What is the grammer or ‘logic’ of needs discourse? How does it differ from those of interests and rights?

These questions will be explored in the writings of such thinkers as Aristotle, Marx, Agnes Heller, Michael Ignatief, Martha Nussbaum, Axel Honneth, Len Doyal and Michael Walzer.

The course needs no prior knowledge of the topics that will be covered, but a familiarity with basic concepts of and approaches in social and political thought/philosophy would be certainly helpful.


PHIL 588.01 (Special Topics: Wittgenstein)
Instructor: Chryssi Sidiropoulou
Description:

This is a graduate course aiming to introduce students to the later philosophy of Ludwig Wittgenstein through selected readings from his main posthumous work, the Philosophical Investigations. The instructor is interested in reading the PI as a work in philosophy of mind, not philosophy of language. Central to our class will be the so called Private Language Argument: this will be presented as the most important philosophical attempt to refute the Cartesian conception of the self but also as a very promising line to take against the comtemporary physicalist.

Another focal point of the course will be the discussion of Wittgenstein’s ‘attitude towards a soul’ and his remarks pertaining to thinking in animals and automata.

Note:  No undergraduate should register for this class before contacting the instructor.


PHIL 598.01 (Special Topics:
Recent Debates in Modern Normative Ethics)
Instructor: Karanfil Soyhun

Description:

Up until recently, contemporary normative ethics has focused on the issues such as right actions, as opposed to the moral character or the virtues of the agent, the moral education of an agent,  as well as the questions concerning happiness, and how we should live. The focus on the actions, as opposed to the agents of these actions, thought to be the strength of such theories. But, this so called strength came under serious criticism, by the modern virtue theorists who pointed out that the latter questions were important, and need to be addressed by any complete normative ethical theory. In this course, after a short introduction to two contemporary versions of Kantian and Utilitarian theories, we will critically examine Judith Jarvis Thomsons’ answers to these questions, and compare her answers to those given by Rosalind Hursthouse’s modern day neo-Aristotelian virtue theory.
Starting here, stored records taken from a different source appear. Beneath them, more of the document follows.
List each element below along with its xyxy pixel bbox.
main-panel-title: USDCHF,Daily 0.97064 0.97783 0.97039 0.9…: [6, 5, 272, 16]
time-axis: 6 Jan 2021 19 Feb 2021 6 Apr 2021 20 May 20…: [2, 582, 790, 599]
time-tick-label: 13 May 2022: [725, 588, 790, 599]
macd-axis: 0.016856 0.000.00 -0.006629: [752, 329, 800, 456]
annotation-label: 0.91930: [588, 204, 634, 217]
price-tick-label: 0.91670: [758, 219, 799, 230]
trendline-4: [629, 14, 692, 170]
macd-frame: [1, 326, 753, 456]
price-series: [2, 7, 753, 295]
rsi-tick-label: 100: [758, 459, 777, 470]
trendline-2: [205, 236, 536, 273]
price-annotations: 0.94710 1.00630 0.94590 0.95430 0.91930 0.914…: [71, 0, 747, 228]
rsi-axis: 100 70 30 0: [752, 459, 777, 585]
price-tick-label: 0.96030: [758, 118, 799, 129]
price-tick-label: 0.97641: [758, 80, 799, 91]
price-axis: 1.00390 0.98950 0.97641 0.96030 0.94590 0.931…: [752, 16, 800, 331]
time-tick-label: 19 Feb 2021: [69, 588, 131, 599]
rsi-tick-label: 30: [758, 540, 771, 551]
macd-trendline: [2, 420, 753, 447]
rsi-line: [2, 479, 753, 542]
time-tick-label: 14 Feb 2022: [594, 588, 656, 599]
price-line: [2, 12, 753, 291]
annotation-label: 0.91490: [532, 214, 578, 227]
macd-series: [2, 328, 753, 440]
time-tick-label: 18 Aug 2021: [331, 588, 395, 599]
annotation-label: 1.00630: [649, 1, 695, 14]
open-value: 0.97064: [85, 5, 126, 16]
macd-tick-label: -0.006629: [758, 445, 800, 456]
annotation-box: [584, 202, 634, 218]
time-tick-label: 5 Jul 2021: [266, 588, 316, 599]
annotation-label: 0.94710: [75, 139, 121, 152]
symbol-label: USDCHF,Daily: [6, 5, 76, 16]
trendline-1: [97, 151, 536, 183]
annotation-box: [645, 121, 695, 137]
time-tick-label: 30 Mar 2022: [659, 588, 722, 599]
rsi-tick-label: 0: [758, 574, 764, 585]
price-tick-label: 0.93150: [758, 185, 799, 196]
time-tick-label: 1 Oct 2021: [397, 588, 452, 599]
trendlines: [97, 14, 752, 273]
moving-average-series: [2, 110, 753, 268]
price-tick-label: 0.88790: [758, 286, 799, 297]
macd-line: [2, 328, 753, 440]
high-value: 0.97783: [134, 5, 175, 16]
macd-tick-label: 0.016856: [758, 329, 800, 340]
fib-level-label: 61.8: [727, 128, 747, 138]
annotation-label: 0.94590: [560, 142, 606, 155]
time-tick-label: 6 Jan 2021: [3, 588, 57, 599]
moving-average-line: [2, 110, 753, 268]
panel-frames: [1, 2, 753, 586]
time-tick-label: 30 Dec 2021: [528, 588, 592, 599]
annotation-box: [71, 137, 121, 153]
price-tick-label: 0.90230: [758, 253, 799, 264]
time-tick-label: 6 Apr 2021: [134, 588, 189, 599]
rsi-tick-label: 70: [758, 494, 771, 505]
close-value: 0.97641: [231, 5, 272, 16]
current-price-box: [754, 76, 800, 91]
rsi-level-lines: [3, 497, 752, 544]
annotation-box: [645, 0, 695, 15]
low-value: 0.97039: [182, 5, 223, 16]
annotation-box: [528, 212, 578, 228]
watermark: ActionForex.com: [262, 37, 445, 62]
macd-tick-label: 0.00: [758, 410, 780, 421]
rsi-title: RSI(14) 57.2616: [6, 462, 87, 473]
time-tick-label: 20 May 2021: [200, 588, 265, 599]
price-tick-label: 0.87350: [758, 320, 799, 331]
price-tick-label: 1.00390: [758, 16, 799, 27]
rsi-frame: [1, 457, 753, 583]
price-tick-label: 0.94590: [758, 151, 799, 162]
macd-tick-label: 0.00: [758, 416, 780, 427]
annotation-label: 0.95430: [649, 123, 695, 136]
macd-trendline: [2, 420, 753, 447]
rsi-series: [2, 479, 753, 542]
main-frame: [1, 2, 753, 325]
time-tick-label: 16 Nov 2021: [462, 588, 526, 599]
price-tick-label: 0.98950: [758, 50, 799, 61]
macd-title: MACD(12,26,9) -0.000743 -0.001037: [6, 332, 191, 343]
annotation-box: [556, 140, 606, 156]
Even though our focus will be on the comparison and evaluation of a more typical normative theory and a virtue theory, we will also be looking into their implications regarding various issues in applied ethics.


PHIL 5
99.01 (Chance and Determinism)
Instructor: Berna Kılınç
Description:

The course will examine the interpretations of probability, chance and determinism.  While some landmark formulations of these concepts in the works of philosophers and scientists such as Aristotle, Laplace and Maxwell will be surveyed, the goal will be to understand the modern outlooks based on rigorous frameworks developed in the mathematical theory of probability and statistics.  We will also examine related issues involving the concepts of laws of nature, miracle and chaos.  Time permitting, the course will dwell on the compatibility of (in)determinism with freedom.